“My wife tells me I’ve been to school for 63 years, and she’s not sure I’ve learned much in that time.”
After more than 31 years as principal at Puketaha School, the 68-year-old is finally leaving the education system. “I’ll probably learn a lot more once I’m retired.”
He stepped down from the top job at Puketaha on September 27, but is officially in charge of the school until the holidays end, October 31. Then, he says, he and wife Helen are off to Raratonga for a week of serious relaxation. “We’ll make the most of it.”
He started at Puketaha School in 1982, with 70 children and three teachers. Today there are 10 classrooms, 13 teachers and 266 students.
A perfect number, he says. “We know every child and we have enough kids to participate in any sport or activity. Not too big, not too small. I’d recommend it.”
Born in Otorohanga, he attended Hamilton West, as a student. He avoided going into the postal service, which his father wanted, and instead signed up at North Shore Teachers’ Training College.

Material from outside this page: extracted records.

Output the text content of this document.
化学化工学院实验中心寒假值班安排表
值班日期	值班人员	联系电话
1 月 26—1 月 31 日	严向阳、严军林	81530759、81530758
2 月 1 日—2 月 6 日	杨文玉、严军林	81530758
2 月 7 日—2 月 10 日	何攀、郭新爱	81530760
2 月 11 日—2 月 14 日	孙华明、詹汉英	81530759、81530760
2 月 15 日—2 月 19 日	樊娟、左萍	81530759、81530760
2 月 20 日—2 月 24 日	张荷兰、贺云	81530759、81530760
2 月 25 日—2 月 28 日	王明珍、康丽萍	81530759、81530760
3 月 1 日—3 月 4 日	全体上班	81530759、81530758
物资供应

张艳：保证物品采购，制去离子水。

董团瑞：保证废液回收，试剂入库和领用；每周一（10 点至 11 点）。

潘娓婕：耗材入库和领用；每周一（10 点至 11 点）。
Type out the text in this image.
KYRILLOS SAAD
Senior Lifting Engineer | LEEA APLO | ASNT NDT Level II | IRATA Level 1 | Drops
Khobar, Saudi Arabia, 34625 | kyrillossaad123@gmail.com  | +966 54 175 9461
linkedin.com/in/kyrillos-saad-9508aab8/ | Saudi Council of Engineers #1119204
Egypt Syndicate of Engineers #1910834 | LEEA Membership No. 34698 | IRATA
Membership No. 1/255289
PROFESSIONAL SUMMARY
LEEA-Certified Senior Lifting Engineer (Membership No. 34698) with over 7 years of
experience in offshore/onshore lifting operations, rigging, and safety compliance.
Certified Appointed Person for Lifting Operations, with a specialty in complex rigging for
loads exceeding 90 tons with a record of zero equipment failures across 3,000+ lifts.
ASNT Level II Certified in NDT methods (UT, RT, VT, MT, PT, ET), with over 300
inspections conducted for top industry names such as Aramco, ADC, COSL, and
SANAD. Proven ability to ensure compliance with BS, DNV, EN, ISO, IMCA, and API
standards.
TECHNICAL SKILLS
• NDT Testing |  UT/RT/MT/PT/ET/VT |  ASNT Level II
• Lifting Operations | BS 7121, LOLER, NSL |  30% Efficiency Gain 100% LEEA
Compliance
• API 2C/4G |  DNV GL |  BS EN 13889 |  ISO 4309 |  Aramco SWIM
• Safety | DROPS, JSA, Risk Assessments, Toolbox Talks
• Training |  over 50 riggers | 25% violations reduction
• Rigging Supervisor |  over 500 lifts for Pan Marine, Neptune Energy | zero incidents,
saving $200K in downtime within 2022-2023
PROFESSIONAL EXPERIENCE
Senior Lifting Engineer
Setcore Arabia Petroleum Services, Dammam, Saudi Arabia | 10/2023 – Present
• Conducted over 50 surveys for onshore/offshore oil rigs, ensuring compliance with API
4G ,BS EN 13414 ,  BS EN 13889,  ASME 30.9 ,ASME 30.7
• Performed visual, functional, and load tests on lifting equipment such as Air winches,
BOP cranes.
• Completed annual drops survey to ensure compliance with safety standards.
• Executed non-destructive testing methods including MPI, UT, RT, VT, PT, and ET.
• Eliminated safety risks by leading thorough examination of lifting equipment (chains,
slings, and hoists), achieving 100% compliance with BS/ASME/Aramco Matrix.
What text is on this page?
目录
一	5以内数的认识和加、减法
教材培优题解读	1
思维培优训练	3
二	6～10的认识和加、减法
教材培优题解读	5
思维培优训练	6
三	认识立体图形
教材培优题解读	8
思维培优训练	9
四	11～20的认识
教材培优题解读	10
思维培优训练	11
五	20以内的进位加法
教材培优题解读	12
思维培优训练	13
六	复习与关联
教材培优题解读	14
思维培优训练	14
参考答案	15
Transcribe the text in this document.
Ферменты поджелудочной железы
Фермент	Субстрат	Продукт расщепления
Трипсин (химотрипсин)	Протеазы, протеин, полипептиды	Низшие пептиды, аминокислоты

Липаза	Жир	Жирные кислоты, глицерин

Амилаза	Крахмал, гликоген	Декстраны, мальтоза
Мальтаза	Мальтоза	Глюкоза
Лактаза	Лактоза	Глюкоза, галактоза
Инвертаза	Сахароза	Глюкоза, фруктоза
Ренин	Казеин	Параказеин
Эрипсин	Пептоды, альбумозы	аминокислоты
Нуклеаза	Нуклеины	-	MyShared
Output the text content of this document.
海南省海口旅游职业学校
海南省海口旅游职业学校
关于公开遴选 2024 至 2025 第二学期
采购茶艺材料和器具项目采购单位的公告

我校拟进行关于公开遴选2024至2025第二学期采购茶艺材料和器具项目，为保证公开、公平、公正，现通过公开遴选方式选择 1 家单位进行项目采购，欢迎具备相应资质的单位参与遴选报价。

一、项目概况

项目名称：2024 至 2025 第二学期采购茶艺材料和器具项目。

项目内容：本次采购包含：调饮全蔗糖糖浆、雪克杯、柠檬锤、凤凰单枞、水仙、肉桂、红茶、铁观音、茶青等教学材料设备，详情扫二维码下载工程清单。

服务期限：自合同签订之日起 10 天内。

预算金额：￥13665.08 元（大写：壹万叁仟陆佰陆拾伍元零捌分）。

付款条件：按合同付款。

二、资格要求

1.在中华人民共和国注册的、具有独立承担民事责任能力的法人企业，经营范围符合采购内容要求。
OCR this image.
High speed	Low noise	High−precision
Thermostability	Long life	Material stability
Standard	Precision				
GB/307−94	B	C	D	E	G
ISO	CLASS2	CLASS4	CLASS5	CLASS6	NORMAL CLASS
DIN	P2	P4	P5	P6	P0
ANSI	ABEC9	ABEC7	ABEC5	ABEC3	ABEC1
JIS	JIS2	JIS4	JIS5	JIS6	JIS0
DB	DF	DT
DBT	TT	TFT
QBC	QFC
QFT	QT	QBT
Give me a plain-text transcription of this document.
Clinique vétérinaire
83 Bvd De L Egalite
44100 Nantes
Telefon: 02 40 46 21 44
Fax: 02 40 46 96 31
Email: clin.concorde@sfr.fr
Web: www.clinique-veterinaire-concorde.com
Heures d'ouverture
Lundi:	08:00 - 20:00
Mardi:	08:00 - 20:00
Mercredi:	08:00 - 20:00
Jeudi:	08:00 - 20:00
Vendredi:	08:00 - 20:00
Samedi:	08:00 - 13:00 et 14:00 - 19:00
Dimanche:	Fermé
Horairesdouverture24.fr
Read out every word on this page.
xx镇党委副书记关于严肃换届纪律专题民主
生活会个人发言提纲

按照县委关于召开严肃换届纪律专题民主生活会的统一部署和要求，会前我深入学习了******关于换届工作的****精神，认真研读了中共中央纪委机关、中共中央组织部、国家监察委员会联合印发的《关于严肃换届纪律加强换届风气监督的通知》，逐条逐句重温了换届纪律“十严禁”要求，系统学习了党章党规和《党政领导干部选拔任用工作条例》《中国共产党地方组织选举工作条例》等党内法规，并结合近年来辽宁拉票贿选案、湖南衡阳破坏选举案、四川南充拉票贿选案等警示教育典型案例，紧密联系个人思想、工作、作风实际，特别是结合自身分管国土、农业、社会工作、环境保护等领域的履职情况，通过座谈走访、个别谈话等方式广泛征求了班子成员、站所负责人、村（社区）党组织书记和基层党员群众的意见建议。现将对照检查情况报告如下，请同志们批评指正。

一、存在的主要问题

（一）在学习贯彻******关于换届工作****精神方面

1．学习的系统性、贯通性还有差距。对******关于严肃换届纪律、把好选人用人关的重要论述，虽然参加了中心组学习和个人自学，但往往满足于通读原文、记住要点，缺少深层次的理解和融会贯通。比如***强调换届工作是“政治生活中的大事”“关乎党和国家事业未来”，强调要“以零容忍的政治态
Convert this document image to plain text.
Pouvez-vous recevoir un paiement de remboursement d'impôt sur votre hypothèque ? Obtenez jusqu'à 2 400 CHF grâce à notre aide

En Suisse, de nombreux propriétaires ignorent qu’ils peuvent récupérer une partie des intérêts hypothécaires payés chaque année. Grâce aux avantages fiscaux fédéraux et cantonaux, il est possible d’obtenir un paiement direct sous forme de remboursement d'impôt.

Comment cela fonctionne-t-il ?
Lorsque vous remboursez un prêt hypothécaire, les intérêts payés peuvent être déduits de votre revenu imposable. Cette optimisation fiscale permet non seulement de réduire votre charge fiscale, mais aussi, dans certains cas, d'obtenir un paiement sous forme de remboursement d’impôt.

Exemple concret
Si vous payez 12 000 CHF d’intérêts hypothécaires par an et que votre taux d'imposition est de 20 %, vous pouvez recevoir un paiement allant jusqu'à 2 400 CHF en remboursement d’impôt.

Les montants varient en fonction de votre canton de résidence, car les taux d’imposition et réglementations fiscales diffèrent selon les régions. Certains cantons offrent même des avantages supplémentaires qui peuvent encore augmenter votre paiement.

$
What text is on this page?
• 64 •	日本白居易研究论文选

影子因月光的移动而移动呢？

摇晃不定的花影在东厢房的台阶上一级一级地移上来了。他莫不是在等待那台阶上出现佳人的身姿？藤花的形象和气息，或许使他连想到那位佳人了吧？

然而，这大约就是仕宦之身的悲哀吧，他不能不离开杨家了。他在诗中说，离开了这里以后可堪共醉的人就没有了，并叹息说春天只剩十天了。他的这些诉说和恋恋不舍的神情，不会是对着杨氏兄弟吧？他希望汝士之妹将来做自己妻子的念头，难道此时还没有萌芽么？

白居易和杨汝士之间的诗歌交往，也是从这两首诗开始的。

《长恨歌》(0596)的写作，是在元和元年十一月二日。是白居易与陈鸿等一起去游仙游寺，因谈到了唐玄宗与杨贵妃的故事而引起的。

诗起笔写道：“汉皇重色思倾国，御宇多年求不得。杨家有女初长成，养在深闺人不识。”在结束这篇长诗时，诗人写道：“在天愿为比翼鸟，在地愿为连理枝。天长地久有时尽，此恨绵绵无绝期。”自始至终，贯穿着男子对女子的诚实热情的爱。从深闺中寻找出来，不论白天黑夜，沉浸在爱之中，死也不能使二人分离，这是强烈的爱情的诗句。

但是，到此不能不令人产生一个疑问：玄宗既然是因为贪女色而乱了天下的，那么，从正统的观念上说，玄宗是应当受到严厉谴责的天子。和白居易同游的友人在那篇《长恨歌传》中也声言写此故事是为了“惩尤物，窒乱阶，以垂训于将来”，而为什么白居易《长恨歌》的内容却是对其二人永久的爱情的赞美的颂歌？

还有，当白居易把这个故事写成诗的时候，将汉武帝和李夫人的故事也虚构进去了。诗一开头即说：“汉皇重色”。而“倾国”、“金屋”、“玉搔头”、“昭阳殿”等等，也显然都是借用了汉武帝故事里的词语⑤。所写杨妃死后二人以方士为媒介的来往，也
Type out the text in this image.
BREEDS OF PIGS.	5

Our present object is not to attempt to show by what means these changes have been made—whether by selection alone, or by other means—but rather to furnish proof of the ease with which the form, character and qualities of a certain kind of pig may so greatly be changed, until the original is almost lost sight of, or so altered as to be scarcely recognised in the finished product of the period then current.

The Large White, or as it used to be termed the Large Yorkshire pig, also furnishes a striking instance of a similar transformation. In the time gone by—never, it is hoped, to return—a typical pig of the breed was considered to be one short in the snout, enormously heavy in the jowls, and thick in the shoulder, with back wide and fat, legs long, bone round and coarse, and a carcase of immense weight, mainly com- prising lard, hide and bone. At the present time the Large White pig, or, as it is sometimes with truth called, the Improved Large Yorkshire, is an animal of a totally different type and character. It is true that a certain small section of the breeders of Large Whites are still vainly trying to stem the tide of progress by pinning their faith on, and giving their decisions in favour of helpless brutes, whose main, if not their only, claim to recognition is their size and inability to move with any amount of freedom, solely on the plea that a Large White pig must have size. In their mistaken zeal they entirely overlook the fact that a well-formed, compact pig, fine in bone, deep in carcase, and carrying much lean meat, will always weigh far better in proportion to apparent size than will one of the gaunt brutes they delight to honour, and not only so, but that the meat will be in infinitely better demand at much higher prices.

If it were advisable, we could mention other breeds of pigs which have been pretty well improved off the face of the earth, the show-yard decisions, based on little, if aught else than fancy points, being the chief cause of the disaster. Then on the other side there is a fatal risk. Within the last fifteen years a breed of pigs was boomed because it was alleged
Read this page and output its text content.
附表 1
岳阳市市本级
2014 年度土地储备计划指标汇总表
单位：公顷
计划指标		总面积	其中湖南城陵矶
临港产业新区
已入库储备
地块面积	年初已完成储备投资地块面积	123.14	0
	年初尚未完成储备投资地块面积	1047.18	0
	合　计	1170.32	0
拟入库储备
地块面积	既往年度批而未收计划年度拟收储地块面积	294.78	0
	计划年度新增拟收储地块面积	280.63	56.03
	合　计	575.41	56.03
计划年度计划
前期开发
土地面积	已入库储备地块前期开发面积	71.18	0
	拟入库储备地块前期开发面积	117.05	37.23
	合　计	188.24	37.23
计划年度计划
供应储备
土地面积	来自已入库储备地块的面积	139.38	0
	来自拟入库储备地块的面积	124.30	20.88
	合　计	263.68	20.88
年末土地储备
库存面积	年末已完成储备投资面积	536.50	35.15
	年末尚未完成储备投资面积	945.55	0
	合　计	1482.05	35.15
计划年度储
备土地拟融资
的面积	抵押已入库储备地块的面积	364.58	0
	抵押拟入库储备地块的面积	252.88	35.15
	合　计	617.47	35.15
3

His first teaching job was at Takanini, and his first role as principal was with Kirakau Primary, near Taumranui, which had 15 students.
“It was a bit of an eye opener but I soon learned. A lot of my beliefs and ideas came out of working in small rural schools during the 80s. I was able to experiment and see what worked.”
The key to everything was community. “Everyone rode horses and played polo cross. Once I bought a horse, I was one of them. That really hit home how important community is.”
When he moved to Ruawaro School, the horse went too. “We all played polo and one-day eventing; being involved is being part of the community. We’re all together, on the same page, and that‘s when learning happens.”
He’s not a fan of the National Standards, and feels there is too much political accountability these days.
“We’re all individuals. It’s all about learning, not passing tests. I feel a bit sorry for today’s teachers.”
There have been many special moments, including working with a great team. “It’s always the people you work with, teachers, parents, we’ve had a lot of fun. At times we’ve gone out there and proven a little school can thump a big school. We love that. I’m not competitive, of course.”
Bob has a passion for ‘real stuff’, the school has a nine-hole golf course and he enjoyed teaching the etiquette of the game to senior students.
Another highlight has been history lessons with Major Blunder and Alf’s Imperial Army.
In 2011 most of the school dressed up as Zulus, in the re-enactment of the Battle of Rorke’s Drift. Later that year it was the Battle of Hastings, and a few week’s ago, the battle of Mons was played out on the school sports field.
It is all fun, says Bob, as well as being absolutely educational, with students gaining a perspective of what went on and why
“It was also a last chance for the kids to throw flour bombs at me, of course.”
After a week’s sunning in Raratonga there will be plenty to be carrying on with on the nearby lifestyle block on Sainsbury Rd.
“I’ve got two horses who are two years’ behind in their development. There is a garage full of interesting projects; half finished model planes and boats, a train that’s been waiting for about 50 years, and half a Lotus Seven. I might even tidy up the garage one day…”
In addition, Helen has a six-month list, so there’s no danger he will get bored, now he’s no longer at school.
- New principal Geoff Booth, deputy principal at Tauranga Intermediate, will open the new term at Puketaha.